T-Mobile Data Breach Included Personal Information of Almost 50 Million Customers

Fortunately, no phone numbers, account numbers, PINs, passwords, or financial information of the approximately 50 million customers’ records were compromised.

What We Know:

  • T-Mobile reported on Wednesday that the names, Social Security numbers, driver’s license information, and other identification data of over 40 million potential and current customers were exposed in a data breach. In addition, 7.8 million postpaid users were also affected. The company also confirmed that hackers obtained approximately 850,000 active T-Mobile prepaid customer names, phone numbers, and account PINs.
  • Despite T-Mobile users being affected by the breach, Metro by T-Mobile, Sprint prepaid, and Boost Mobile customers stayed protected. The phone tycoons declared no users from those departments had their names or PINs exposed.
  • Those who caused the breach accessed additional information from inactive prepaid accounts via prepaid billing files.

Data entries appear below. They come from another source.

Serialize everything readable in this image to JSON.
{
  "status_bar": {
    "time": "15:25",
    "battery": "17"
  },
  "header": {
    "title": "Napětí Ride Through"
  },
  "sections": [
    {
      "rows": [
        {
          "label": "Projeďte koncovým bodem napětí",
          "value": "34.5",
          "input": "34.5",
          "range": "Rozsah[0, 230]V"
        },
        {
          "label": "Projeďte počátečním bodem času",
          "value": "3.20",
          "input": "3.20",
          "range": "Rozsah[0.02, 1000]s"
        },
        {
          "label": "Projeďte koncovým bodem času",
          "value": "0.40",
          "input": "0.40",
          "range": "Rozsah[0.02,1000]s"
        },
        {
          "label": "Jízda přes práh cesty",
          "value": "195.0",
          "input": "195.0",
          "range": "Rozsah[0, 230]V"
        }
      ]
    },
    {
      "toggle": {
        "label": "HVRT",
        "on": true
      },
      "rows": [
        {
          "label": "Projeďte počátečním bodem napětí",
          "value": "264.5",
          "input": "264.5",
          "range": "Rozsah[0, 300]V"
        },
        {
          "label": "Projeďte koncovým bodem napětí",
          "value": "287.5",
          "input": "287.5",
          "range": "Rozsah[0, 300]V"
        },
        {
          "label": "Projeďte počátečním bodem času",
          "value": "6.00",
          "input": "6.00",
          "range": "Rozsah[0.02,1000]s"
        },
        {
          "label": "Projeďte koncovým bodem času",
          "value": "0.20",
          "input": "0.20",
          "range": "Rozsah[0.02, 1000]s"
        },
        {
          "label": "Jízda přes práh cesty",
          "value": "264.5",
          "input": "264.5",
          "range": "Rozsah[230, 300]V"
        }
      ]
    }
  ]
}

Despite this, T-Mobile declared no customer financial information, credit card information, payment information, or Social Security numbers were in the inactive file.
  • In response, T-Mobile proactively reset the PINs on active prepaid accounts. Additionally, the company said it would immediately offer two years of free identity protection services. T-Mobile further recommended users change their PIN while they investigate the situation.

The announcement came two days after the corporation said they were reviewing a leak of data; officials stated someone went on an online forum and offered to sell users’ personal information.